If $\lambda = (0, -1, 0) \in \Lambda^+ - \rho$ with coordinates with respect to the fundamental weight basis for $\Lambda$ or $\lieh\dual$.
Then take $w = s_2 s_3, x= s_3 s_2 s_3 s_1 s_2$, then $\mu = w\cdot \lambda = (1, -2, -1)$ and $\mu - x\cdot \mu = \alpha_1 + \alpha_3$ so $x\cdot \mu < \mu$.

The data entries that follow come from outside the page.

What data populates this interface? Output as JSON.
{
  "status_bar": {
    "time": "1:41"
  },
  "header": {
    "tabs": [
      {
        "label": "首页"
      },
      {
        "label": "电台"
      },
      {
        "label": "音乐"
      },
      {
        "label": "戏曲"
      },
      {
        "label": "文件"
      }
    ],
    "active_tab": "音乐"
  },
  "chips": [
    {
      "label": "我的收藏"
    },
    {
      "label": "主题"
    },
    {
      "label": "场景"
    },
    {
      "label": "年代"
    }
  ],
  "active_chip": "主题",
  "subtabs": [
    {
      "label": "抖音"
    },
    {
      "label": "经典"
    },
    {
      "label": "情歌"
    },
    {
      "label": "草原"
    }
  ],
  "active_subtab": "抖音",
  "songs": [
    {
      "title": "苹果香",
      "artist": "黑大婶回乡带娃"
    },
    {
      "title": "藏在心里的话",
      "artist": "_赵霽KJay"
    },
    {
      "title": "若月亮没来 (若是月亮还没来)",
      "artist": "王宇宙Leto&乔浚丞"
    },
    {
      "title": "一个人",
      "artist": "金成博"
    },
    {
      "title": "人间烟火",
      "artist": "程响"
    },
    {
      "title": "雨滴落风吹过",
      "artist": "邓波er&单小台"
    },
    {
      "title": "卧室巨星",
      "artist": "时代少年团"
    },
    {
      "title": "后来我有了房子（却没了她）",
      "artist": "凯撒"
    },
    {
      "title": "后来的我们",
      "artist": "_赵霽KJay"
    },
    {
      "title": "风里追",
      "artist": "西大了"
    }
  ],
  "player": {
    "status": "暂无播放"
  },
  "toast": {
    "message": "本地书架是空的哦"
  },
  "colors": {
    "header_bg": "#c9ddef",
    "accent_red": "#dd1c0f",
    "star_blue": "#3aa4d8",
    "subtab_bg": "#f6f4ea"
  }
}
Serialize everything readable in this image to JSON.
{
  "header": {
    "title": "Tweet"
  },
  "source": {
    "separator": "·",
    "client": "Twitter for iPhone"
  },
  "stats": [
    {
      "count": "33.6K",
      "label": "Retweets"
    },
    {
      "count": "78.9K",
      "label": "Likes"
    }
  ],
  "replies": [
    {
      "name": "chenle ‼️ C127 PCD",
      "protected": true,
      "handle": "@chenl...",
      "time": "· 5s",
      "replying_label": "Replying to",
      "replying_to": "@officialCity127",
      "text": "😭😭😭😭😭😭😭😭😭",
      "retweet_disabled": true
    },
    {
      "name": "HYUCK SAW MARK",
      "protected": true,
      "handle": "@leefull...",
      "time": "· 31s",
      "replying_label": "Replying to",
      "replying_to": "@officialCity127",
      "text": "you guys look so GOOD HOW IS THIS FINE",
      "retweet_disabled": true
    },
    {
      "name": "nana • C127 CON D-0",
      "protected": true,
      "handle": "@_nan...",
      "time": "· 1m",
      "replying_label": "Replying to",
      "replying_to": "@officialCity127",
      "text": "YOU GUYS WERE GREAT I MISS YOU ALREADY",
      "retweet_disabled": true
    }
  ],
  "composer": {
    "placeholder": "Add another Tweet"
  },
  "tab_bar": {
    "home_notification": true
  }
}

However, Verma's direct calculations in $U(\liesl(4, \CC))$ showed that $M(x\cdot \mu) \not\subset M(\mu)$, so $x\cdot \mu \not\up \mu$.

The explanation (due to Verma) is that $x\cdot \mu = xw\cdot \lambda$, using the fact that $s_1, s_3$ commute,
\begin{align*}
xw &= (s_3 s_2 s_3 s_1 s_2) s_2 s_3 \\
&= s_3 s_2 s_3 s_3 s_1 \\
&= s_3 s_2 s_1
.\end{align*}

and $s_2 s_3, s_3 s_2 s_1$ are not related in the Bruhat order.

> This is because there is no root reflection relating the two.
> Note that this can be seen by considering subexpressions: $a < b$ iff $a$ occurs as some deleted subexpression of $b$.

So it's possible to have one weight less than another with no inclusion of the Verma modules.